# Bumble Cichlid Conflict



## mxg5299 (Oct 9, 2012)

I have a 36 gallon tank with:
-2 bumblebee cichlids
-2 jewel cichlids
-2 albino red zebras (pretty sure, got them from "assorted")
-1 firemouth cichlid

I've had this tank together for about a good 2 years now, and my 2 bumblebees randomly started attacking each other. It got to the point where one of them was lying on the ground, heavily breathing, and scales bit up. I quarantined the injured one, and it recovered in about a week. I put him back in, and the other bumblebee immediately went after it again. I took out the "bully" and put him in quarantine, where he is now. What should I do with the mean one? Why did they randomly start attacking each other after years of peace?


----------



## cichliddoc (Oct 15, 2013)

Cichlids whether mbuma, sa, nw, or any African, they all will go after the weak. I have 7" acei that hurt his eye, I thought it would be okay, put some salt in, raised the temp. Bam the next day I found a couple of my peacocks biting him and chasing. See big bad mbuma being beat up by two 3" peacocks. I would return him to the tank after rearranging stuff and see, you may have move him on. You know you have a pretty rough stock. A couple of no-nos.


----------



## Habanero (Nov 20, 2013)

I have a firemouth in my tank, and he is just wrecking havoc on my other fish. Yesterday, he really got into it with my african cichlids, and my 4.5" snow white attempted to put him in his place. The snow white pinned the firemouth to the bottom of the tank, and was biting him on his side. When the firemouth got up, he lashed out on some other african cichlids smaller than him, and then some of the larger ones let him know that was not OK with them.

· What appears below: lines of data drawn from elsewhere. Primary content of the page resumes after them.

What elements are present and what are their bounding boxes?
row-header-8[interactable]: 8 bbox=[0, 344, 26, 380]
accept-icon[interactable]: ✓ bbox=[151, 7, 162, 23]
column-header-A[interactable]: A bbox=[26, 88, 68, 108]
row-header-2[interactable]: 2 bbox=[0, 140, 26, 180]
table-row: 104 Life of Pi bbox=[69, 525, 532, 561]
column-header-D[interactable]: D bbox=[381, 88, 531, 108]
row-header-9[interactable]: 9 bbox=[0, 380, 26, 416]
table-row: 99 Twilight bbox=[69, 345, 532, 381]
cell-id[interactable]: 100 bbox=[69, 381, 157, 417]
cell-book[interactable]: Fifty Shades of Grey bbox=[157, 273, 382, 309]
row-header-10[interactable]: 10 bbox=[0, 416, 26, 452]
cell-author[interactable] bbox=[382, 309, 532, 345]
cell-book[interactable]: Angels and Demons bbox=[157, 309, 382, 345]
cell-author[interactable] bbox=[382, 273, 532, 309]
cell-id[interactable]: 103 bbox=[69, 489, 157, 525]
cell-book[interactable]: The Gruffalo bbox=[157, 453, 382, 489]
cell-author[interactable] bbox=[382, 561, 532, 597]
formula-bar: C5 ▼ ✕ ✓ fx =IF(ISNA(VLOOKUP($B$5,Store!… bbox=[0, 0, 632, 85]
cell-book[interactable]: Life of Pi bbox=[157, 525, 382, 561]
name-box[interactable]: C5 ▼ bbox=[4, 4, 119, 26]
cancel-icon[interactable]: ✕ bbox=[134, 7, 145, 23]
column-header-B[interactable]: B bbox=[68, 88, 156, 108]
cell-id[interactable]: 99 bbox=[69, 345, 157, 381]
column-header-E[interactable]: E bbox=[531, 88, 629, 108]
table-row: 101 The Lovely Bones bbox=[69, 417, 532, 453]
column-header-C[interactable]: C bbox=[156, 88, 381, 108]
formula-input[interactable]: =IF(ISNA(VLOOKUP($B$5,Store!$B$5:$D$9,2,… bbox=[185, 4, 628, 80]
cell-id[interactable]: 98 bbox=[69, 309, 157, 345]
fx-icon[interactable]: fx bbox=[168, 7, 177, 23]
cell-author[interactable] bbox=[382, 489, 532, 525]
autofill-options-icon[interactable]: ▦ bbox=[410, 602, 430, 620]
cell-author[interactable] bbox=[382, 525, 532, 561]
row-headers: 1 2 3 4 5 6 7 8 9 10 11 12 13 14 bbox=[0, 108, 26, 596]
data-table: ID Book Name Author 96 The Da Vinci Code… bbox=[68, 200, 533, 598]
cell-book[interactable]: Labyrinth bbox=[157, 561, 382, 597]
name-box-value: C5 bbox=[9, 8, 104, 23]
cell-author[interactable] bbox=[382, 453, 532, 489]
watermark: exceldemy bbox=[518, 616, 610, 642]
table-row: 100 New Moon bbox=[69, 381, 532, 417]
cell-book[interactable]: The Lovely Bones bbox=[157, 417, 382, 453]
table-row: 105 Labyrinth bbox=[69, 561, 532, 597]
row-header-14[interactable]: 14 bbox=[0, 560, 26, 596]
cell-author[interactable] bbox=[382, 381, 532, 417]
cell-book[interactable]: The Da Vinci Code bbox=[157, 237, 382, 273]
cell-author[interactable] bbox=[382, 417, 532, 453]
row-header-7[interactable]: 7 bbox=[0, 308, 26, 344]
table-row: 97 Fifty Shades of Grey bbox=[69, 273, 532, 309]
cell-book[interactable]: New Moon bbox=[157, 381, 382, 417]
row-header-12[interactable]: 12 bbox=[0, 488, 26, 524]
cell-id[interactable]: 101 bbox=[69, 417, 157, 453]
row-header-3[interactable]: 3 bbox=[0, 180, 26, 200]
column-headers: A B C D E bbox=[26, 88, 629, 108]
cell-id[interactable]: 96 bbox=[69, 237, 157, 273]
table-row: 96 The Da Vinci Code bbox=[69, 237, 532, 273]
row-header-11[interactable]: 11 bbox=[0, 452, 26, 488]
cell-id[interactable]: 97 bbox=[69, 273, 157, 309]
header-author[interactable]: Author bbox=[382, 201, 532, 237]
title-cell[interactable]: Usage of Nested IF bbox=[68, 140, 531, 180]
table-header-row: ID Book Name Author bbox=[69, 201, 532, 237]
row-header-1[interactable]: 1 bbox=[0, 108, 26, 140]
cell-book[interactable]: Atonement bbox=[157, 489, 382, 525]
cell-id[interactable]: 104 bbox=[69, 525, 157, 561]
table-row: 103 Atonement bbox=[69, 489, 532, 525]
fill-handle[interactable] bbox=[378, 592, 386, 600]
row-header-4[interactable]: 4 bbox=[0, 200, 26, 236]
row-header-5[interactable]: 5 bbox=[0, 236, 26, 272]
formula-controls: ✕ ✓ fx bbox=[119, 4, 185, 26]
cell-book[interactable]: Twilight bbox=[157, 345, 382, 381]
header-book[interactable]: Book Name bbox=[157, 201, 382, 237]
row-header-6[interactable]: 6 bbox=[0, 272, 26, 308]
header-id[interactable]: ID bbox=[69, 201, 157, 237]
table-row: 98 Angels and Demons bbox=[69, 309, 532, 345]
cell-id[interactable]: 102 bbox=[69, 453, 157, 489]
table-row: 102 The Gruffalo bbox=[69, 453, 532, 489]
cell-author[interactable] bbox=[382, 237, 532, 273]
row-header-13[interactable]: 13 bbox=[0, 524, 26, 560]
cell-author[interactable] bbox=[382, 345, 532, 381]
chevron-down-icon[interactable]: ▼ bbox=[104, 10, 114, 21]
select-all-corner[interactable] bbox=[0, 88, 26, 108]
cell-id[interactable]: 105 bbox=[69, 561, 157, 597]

I am still new to cichlids, but I spoke with the owner of a local fish shop who explained to me that for the most part, african cichlids communicate with one another via coloring in order to create their ranking order, while the central american cichlids use position / territory to establish dominance. Because these two use different methods, they cannot effectively communicate and resolve dominance issues, so they will impact one another in ways that increases aggression.

So I am removing my firemouth from my tank today, because I am seeing the exact problem that this fish store owner explained. The fish are not adjusting based on dominance, and this continues to create problems for them. The firemouth expects to hold a position of the tank, while the african cichlids expect him to adjust color and act more submissive after getting his butt kicked.

BTW, I have two bumblebee cichlids in my tank (I believe they are male and female) and they are doing awesome, and not displaying the behavior yours are. However, I have heard that the bumblebee's can be quite agressive.


----------



## BC in SK (Aug 11, 2012)

mxg5299 said:


> I've had this tank together for about a good 2 years now, and my 2 bumblebees randomly started attacking each other. Why did they randomly start attacking each other after years of peace?


Just a thought, based on having this species (bumble bee) for almost 4 years now and having had multiple males in the same tank for most of the time I have had them. I'm actually rather surprised to the extent that weight class plays in terms of where aggression is directed. Though most cichlids, IME, generally focus on fishes of similar size ( auratus often a notable exception to this!). I generally expect high conspecific aggression with most cichlids, but I found larger male bumble bee to be surprisingly tolerant of smaller males. I initially purchased 4 (3 males, 1 female). Initially, one male grew big and dominant; the other 2 males were small and were initially competitors, fighting frequently. One male was a runt and remained considerably smaller while the other small male eventually outgrew everyone and became the dominant male...... seen how that played out and the shift in where aggression was directed. I had 7 fry grow up in the tank (6 males, 1 female). At one time I essentially had 2 dominant males in the tank of different size; the larger not paying too much attention to the smaller until they were similar size! When the smaller dominant male became similar size to the 'runt', they starting fighting and he killed him. As he got larger, I had to make a choice and kept the younger dominant male.

Have your bumblebees always been of similar size?

36 gallon is a very small tank for your stock list. Any cichlid tank can change significantly over time. Pecking order can change and cichlids will fight to establish pecking order...especially over becoming 'top dog'.


----------



## DJRansome (Oct 29, 2005)

I'd take out everything but the pair of jewels.


----------



## rmcder (Jul 9, 2005)

Beyond the communication issues, firemouths tend to be more aggressive than they can back up with action. As a result, with any truly tough fish, they get their butts kicked. Problem is, they seem to be too stupid to realize that they're all hat and no cattle, so they keep getting into scrapes.


----------



## BC in SK (Aug 11, 2012)

rmcder said:


> Beyond the communication issues, firemouths tend to be more aggressive than they can back up with action. As a result, with any truly tough fish, they get their butts kicked. Problem is, they seem to be too stupid to realize that they're all hat and no cattle, so they keep getting into scrapes.


Not at all the problem the OP is describing. Of course in 36 gallons all kinds of potential aggression issues with that stock list. 
Conspecific aggression always higher on the list of likely aggression issues!
The dynamics of any cichlid tank will change. With enough time, it always does.


----------



## mxg5299 (Oct 9, 2012)

I ended up donating the "bully" bumblebee to a local pet store. A guy there happily took him and said he had a 75 gallon where he would do fine. The other one ended up dying yesterday, and he looked pretty bad. He could recover once, but not twice. Oh well.


----------



## Floridagirl (Jan 10, 2008)

It's a very small tank for the stocking that you have. It usually works for a while, and then all heck breaks loose. I agree with the DJ Ransomme and pair of Jewels for stocking. Or start over with fish that have better odds for having a permanent home in a 36 gallon tank.


----------